Aloud they declare: We too
#MeToo, the online campaign believed to have started by Alyssa Milano, is uniting millions of women who have been sexually assaulted or abused.
Facebook for most opened today with these words flooding their timeline. Women friends in the list copying and pasting a post that said: “If all the women who have been sexually assaulted or abused add #metoo to their status we might give people a sense of the magnitude of the problem. The degree of abuse being severe or ignorable doesn't make it less significant !!!!!” (sic). Even today, women are encouraged to hush up about the varied kinds of assault and abuse they go through, given the idea it is something to be ashamed of, the idea that they called it on themselves. But how much the women had wanted to speak out becomes clear from these posts. Sexual assault need not be rape, it can be anything from an unwanted touch to a lewd comment on the street to someone stalking you. And women across the world, across ages and races, can relate, nod to each other and say ‘me too’.
“The first step is acceptance. The world needs to know this is really happening, and women need to acknowledge it has happened to them. A lot of the time, you find women saying this hasn’t happened to them because they have been good and protected, and it only happens to others who aren’t,” says actor Sajitha Madathil, who posted on the campaign, relating her own experiences of assault. She too had faced it as an adolescent and an adult, from strangers and friends she had held in high regard. “I’ve come very close to being raped. A friend and I were walking on the road to an STD booth (those days when we still used them). It was after a workshop, and we were on the way to Gurgaon. After the phone call, we saw a few men stop in front of us, all drunk. They just came and grabbed my chest. But because of my age and strength I was able to push them away and run. By the time I came back with help, my friend was struggling for life, his neck blue after being attacked.”
It is time women opened up so people get a sense of the magnitude of the problem, Sajitha says. “That is true. It will make people aware on how many women face it, and also encourage women to speak out and not silently suffer it,” says Rejitha G, project coordinator at Sakhi. “In 2011-12 we had conducted a study talking to women from Thiruvananthapu-ram, Kochi, Thrissur and Kozhikode and found that most of the participants had experienced some form of sexual assault. But they didn’t realise that at first. They had first said no. It is when we explained, asking specific questions, like if they were stalked, or were prey to lewd comments that they said yes.”
Young artist and architect Fathima Hakkim puts it like this. “Sexual assault is simplified unless we hear it from the people dear to us. We need to speak about it. Discuss it. Open up about it so that someone gets the courage to say NO. I would say that we have to expose the person who did it so that he will not dare to do the same to another. This campaign is assuring one another that it is okay to speak about abuses. The magnitude at which the hashtag is spreading is alarming. No one deserves to be abused.”
Freelance journalist Reshmi Radhakrishnan, who joined the campaign, says it will give a clear picture of what's happening. “It is treated like a casual thing. But it should hit as sharp and noticeable. When people notice the profiles of their close ones with such a tag, they'll know. One gets a chance to overcome the inhibition to share one's own experience of harassment on a public platform. Some may have an unknown guilty feeling about such experiences. After putting this post, two of my FB friends came on chat to ask about it. They had such experiences and always wanted to hide it... at least they shared it with me now. I feel immense compassion and love for them. Like 'I am you', that's what I feel for every woman.”

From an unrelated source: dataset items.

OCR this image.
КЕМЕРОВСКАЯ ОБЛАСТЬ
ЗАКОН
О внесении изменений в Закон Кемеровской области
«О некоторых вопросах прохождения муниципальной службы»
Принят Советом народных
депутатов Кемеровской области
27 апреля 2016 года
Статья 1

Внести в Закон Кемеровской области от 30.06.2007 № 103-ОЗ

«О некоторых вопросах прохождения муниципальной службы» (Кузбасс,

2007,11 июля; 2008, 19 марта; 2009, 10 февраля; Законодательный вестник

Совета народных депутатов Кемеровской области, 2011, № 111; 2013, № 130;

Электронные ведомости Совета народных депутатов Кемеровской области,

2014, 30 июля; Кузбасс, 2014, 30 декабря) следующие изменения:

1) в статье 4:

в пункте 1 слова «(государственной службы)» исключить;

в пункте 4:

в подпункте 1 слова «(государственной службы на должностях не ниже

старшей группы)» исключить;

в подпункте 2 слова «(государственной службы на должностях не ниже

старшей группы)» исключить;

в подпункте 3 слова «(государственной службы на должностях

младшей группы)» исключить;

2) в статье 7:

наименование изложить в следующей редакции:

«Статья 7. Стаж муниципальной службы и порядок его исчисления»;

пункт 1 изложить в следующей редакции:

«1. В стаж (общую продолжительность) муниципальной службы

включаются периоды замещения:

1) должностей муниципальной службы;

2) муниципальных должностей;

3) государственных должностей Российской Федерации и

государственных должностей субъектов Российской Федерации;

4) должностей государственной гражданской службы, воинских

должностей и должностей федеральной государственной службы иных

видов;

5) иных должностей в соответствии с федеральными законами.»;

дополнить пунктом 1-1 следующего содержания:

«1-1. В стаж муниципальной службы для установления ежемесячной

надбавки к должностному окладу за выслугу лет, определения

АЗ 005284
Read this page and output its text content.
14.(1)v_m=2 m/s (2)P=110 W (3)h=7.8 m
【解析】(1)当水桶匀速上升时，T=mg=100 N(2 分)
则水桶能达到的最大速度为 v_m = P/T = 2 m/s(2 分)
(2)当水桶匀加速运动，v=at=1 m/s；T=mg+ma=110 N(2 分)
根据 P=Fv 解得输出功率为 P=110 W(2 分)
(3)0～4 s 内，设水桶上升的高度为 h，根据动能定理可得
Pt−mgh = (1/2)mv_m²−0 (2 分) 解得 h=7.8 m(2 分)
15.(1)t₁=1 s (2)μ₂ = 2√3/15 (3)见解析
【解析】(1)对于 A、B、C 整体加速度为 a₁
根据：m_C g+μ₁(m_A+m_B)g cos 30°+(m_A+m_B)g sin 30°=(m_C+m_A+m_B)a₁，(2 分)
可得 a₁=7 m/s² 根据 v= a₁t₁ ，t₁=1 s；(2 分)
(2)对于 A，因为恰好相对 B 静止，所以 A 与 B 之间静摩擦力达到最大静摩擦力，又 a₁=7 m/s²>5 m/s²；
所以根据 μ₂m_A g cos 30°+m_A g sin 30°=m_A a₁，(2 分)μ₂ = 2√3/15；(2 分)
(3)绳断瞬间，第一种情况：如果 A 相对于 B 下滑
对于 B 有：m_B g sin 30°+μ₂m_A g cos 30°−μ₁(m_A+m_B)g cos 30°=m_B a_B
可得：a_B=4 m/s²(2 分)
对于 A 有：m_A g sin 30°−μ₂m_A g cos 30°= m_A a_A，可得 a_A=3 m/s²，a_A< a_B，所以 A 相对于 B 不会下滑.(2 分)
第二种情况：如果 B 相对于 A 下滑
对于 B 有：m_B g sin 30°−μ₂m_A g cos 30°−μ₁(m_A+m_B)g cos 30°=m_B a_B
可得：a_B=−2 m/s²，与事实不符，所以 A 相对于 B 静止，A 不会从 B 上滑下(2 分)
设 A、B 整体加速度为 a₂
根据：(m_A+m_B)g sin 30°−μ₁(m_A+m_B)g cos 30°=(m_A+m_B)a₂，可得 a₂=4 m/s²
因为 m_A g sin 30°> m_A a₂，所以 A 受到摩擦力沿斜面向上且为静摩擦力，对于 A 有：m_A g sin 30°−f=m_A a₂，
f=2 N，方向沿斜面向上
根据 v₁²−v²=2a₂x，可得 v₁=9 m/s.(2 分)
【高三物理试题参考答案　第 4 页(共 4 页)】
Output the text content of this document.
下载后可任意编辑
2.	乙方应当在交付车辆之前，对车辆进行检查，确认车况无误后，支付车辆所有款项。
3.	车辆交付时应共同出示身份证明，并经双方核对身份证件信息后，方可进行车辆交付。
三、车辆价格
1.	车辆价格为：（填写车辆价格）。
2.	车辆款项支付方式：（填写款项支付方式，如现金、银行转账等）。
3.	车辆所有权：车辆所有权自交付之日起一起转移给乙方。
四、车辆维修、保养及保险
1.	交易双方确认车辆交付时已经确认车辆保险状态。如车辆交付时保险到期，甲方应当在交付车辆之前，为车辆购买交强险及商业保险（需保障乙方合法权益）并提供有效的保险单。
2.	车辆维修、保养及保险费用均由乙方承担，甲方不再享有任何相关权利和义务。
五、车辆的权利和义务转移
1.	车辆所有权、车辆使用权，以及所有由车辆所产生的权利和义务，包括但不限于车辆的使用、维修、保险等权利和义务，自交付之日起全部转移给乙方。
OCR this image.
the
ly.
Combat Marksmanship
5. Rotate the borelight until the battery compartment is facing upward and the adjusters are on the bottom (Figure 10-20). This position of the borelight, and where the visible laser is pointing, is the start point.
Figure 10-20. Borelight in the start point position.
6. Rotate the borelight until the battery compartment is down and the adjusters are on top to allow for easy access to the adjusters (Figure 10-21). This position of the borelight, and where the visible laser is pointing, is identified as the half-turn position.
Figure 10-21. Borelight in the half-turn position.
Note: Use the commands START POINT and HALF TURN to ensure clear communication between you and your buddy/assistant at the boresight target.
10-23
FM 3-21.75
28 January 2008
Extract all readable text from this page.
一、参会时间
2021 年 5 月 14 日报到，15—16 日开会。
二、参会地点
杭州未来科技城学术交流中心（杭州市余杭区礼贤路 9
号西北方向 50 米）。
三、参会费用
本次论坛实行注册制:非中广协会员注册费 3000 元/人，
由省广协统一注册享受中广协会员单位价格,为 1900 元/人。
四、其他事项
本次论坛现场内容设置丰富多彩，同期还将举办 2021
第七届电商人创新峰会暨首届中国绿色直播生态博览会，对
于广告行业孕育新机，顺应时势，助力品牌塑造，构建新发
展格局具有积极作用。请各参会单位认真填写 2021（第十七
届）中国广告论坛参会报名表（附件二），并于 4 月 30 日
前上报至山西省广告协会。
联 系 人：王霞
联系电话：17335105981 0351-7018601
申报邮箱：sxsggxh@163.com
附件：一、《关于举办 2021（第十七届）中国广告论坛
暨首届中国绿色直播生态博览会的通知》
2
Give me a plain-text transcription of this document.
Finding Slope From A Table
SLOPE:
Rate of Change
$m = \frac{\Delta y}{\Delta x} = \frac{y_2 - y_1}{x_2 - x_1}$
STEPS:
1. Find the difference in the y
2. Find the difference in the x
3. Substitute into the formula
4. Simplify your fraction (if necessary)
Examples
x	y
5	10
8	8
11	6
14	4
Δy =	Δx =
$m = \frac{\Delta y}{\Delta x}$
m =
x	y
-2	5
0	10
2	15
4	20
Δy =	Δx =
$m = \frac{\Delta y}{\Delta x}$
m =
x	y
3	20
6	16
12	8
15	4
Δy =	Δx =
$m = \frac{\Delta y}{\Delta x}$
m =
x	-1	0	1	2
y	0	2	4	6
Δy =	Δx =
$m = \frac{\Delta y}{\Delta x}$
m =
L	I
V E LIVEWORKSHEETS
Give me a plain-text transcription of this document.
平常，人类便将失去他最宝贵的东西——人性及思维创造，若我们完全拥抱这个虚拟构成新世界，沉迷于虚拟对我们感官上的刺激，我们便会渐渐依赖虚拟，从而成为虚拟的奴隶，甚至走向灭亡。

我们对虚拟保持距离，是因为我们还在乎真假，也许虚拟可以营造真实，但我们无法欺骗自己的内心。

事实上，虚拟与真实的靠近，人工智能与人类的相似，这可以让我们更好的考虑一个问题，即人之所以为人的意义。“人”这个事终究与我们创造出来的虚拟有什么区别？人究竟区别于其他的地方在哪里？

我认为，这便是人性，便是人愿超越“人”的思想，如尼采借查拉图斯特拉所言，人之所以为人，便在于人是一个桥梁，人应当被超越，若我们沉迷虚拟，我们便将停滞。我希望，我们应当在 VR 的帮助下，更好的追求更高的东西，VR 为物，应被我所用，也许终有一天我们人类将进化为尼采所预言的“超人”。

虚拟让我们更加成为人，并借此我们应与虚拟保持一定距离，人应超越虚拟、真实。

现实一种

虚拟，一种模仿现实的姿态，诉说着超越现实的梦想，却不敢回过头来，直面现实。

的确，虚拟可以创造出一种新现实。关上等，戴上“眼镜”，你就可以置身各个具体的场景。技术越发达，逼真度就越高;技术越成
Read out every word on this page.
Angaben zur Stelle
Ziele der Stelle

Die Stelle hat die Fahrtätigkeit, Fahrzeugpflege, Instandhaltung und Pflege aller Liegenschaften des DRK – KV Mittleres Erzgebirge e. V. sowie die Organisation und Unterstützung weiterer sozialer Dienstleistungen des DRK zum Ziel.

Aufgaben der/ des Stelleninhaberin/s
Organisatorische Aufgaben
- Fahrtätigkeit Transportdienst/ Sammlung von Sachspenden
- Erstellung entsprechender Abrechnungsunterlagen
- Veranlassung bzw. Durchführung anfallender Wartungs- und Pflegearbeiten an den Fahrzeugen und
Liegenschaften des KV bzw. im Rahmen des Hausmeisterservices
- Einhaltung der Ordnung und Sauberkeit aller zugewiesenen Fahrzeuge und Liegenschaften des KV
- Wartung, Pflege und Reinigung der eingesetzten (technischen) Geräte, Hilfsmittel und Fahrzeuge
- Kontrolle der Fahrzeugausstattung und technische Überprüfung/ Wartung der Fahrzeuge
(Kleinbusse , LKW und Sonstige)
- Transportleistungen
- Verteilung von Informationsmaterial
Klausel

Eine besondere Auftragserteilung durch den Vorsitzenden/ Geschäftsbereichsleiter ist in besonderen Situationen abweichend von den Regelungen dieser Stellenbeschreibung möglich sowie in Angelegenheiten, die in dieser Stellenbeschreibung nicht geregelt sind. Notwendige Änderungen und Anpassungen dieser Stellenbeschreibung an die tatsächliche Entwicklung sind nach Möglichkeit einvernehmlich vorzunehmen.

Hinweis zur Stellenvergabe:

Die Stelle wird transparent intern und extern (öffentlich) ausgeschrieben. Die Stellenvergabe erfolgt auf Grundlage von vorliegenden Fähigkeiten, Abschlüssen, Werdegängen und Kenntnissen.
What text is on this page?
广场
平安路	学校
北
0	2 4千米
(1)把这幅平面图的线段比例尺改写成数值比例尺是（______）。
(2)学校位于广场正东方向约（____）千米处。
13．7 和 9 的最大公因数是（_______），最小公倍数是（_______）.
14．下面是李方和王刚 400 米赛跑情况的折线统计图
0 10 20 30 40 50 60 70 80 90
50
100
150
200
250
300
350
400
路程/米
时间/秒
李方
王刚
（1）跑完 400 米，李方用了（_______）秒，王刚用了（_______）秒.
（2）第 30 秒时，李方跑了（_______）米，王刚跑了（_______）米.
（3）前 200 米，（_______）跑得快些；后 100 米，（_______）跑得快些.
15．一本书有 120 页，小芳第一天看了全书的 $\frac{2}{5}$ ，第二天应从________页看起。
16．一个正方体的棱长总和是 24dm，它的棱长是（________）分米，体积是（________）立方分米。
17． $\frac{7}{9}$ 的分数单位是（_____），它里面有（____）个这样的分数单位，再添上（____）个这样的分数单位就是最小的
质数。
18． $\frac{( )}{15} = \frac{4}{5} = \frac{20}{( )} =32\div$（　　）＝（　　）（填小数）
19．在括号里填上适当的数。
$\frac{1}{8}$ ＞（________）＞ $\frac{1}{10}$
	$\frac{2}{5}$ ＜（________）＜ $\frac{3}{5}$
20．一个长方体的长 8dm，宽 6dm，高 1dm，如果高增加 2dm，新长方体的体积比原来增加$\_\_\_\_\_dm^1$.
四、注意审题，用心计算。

Swapna Gopinath, post doc fellow at TISS, agrees. “Women should know that it's not their problem and that there are millions of women out there who have gone through and are still going through these abusive experiences. I have been groped and ogled at and heard lewd comments. I felt ashamed and terribly conscious of my body. It took me years to grow over it.” Sonam Mittal began Azaadi, a non-profit organisation for preventing sexual harassment at workplace, after her own horrific experiences. She says, “I've counted 42 women on my personal timeline within a few hours of this going viral. Women who happened to be online and chose to post. There are many more. A secret all women know and a knowledge that many men conveniently ignore.”
The hashtag campaign is believed to have started by Hollywood actor Alyssa Milano. Soumya Vidyadhar was five when she was first sexually abused. She had earlier written about it, how she remembered every detail of it - the room, the bed, the light blue walls, the dull squeaks of the ancient, long-nosed fan and the three faces she had known so well, men who visited her family every weekend, played with her and brought her chocolates. The poet says, “It is not easy to admit that one has been sexually abused. Women are scared of the reactions they get. I am actually shocked by the number of women I personally know who have been sexually assaulted. Two out of three women have been molested sometime in their past. It scares me that women have no control of their bodies no matter how old they are. The scarier fact is that it does not necessarily happen by the hands of a stranger! The #metoo campaign is an eye opener and a shocker. It literally shows us the extent of the violence that women face every day. No one knows the emotional and physical consequences we go through. It is high time we realised that this is not our fault. This is not our shame.”